Perhaps I'm just missing the obvious, but I seem to need some help with this particular probability problem.

4 fair die are tossed. The largest result is discarded. What is the probability that the remaining 3 die adds up to 11 or greater?

I know it's possible to count the total possibilities, but what would be the "mathematical" way of doing this problem?

Thanks.

counting the possibilities

counting the possibilities

So... is that the only way?
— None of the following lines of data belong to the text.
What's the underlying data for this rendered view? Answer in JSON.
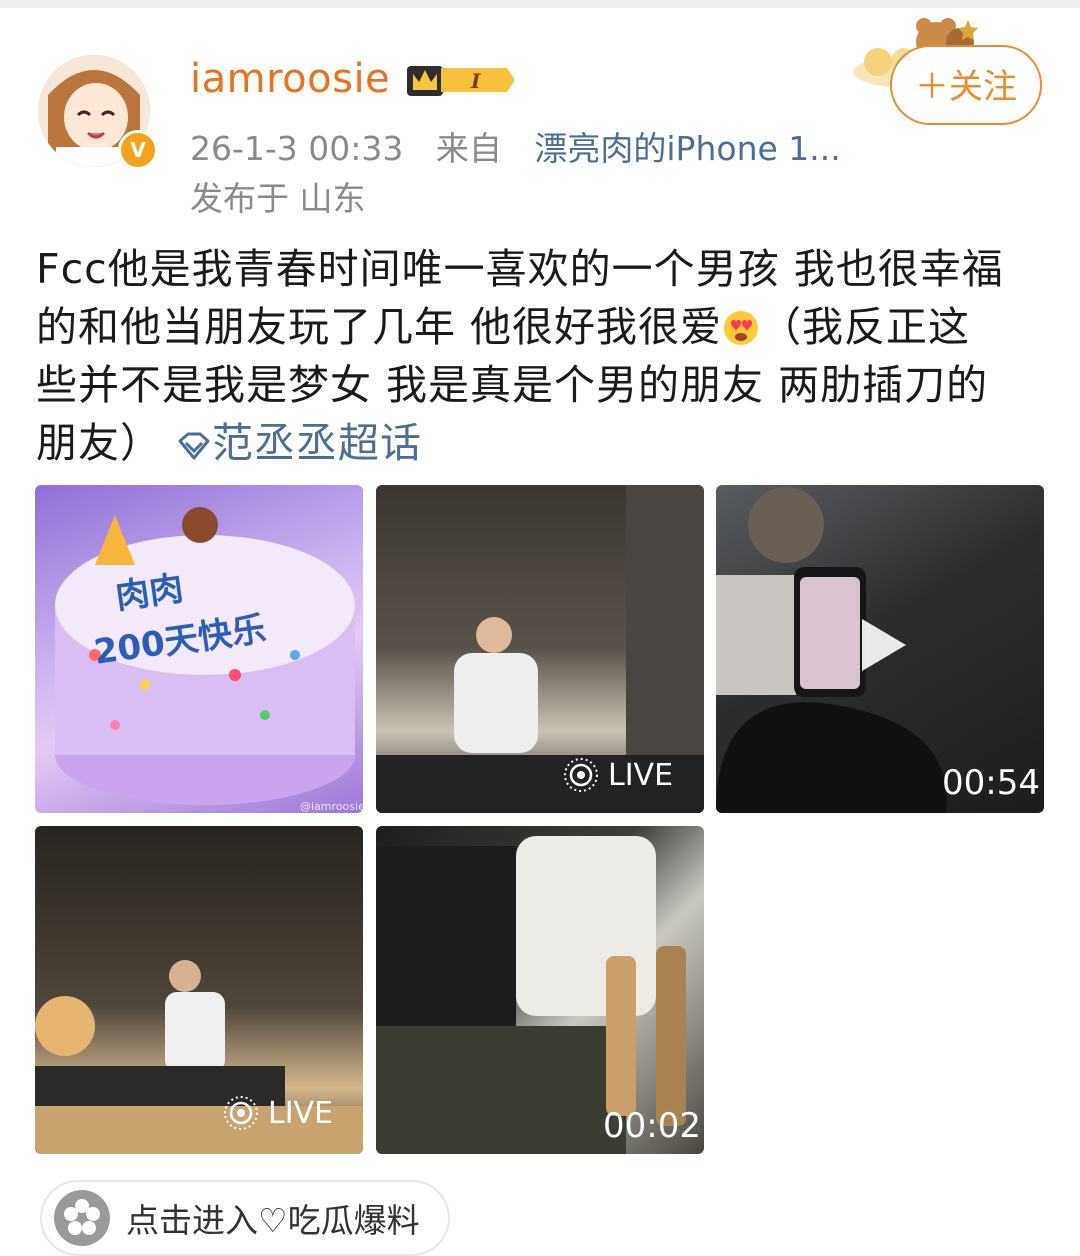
{
  "post": {
    "username": "iamroosie",
    "timestamp": "26-1-3 00:33",
    "from_label": "来自",
    "source_device": "漂亮肉的iPhone 1...",
    "location": "发布于 山东",
    "follow_label": "＋关注",
    "avatar_badge": "V",
    "vip_level": "I",
    "text_line1": "Fcc他是我青春时间唯一喜欢的一个男孩 我也很幸福",
    "text_line2a": "的和他当朋友玩了几年  他很好我很爱",
    "text_line2b": "（我反正这",
    "text_line3": "些并不是我是梦女 我是真是个男的朋友 两肋插刀的",
    "text_line4": "朋友）",
    "topic_label": "范丞丞超话"
  },
  "media": {
    "tile1": {
      "cake_text_top": "肉肉",
      "cake_text_bottom": "200天快乐",
      "watermark": "@iamroosie"
    },
    "tile2": {
      "badge": "LIVE"
    },
    "tile3": {
      "duration": "00:54"
    },
    "tile4": {
      "badge": "LIVE"
    },
    "tile5": {
      "duration": "00:02"
    }
  },
  "footer": {
    "pill_label": "点击进入♡吃瓜爆料"
  },
  "colors": {
    "username": "#e9731c",
    "link": "#4a6e99",
    "follow": "#f08a28",
    "meta": "#8a8a8a"
  },
  "icons": {
    "emoji": "heart-eyes-emoji-icon",
    "topic": "diamond-topic-icon",
    "live": "live-photo-icon",
    "play": "play-icon",
    "pill": "flower-icon"
  }
}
Counting the possibilities?

here's my thought:

for the smallest 3 to add up to 11 then among those 3 there should be at least a 4 (as 3X3 = only 9)

Therefore the one discarded HAS TO be a 4,5 or 6.

So, all the favorable outcomes, if I were to rank them from the smallest to the biggest will look like this:

X X X 4
X X X 5
X X X 6

Now, fill in the X's such that they are in an increasing order and they add up to 11. (Remember, the last number is the one discarded)

So I have

3 4 4 4 in (4 choose 3) = 4 ways

1 5 5 5 in 4 ways
2 4 5 5 in 12 ways
3 3 5 5 in 6 ways
3 4 4 5 in 12 ways

1 4 6 6 in 12 ways
2 3 6 6 in 12 ways
1 5 5 6 in 12 ways
2 4 5 6 in 24 ways
3 3 5 6 in 12 ways
3 4 4 6 in 12 ways


So 122/1296 = 0.094 prob. of getting exactly 11?


Can you guys go over this really quick for any errors? I wrote down very quick whatever came to mind after first reading the problem so I didn't even take a moment to double think it.

Any sleeker- or simply different- methods would be appreciated.

OK, I just realized (after reading again the question) that whatever solution I have provide is for "add up 11 (exactly 11)"

But I see I can extend the same idea to 'GREATER than 11".

.094 for exactly 11 looks right, as does the method. I don't know if there is a more efficient way, and suspect it would not be efficient to spend time looking for a better way.